INBS chief Gerry McGinn

Staff at Irish Nationwide have been told to pull out all the stops in a massive effort to increase mortgage lending at the state-owned building society by 700% next year, according to sources briefed on the matter.

The nationalised lender is beginning a major push to write at least €160m in new mortgages in 2011, after issuing just €20m this year, in an effort to make the business more attractive to potential buyers. Management is targeting €325m in new business for 2012, as well.

Management told staff that INBS has no future as a stand-alone entity – the building society will ultimately need €5.4bn in state help to meet minimum capital standards – but no interested buyers have come forward yet. In the meantime, it will add to the €2.5bn mortgage book left over after the lender transfers more than €8.5bn to Nama.

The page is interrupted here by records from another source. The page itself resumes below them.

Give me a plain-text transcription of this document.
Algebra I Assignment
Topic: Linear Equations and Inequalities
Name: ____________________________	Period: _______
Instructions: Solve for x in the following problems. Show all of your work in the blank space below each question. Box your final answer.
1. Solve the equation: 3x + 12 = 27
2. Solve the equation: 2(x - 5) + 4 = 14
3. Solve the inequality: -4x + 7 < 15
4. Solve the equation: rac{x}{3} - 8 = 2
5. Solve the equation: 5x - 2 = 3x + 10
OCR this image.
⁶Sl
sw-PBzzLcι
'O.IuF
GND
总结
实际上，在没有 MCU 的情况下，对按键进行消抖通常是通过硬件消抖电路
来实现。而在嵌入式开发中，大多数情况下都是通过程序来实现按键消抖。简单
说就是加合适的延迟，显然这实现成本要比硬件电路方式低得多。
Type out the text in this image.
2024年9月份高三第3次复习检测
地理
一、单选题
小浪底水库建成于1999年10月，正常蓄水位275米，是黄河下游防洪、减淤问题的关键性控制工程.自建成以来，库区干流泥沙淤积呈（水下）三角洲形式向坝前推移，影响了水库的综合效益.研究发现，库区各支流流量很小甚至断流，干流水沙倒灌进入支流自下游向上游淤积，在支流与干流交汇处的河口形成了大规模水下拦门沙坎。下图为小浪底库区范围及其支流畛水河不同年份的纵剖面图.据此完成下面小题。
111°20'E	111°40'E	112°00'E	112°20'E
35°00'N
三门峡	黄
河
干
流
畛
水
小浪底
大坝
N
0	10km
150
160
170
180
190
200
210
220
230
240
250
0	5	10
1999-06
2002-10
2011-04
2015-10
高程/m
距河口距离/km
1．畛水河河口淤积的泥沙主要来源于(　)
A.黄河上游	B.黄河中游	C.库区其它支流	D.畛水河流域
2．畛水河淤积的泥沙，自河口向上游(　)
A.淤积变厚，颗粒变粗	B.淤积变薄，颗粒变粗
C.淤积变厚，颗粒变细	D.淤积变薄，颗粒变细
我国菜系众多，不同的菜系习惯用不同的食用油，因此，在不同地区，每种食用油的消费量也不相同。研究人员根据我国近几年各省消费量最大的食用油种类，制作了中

Irish Nationwide is aiming to do 40% of its new lending through brokers – not a traditional sales channel for the branch-based lender. Chief executive Gerry McGinn has appointed former Bank of Scotland Ireland head of mortgages John Kelly to lead the charge. However, management said the 44 retail branches would remain open to drive new business.

In bad news for members, who lost ownership of the mutual last year, Irish Nationwide's market leading deposit rates will be cut to help improve lending margins. The building society has long been a market leader in deposits, as it sought funding to support its expansive property and development lending through the boom.

Despite efforts to shore up eroding margins, the building society is still expected to lose money for another two years, management told staff.

INBS began work on turning around its business last month. The move, called 'Project SAM', brought in external marketing and IT experts to work on the plan. Former Bank of Scotland Ireland executive Antoinette Dunne was also hired to review the branch network.

The European Commission is currently reviewing INBS's business plan, but a decision could come as late as next summer, management told staff.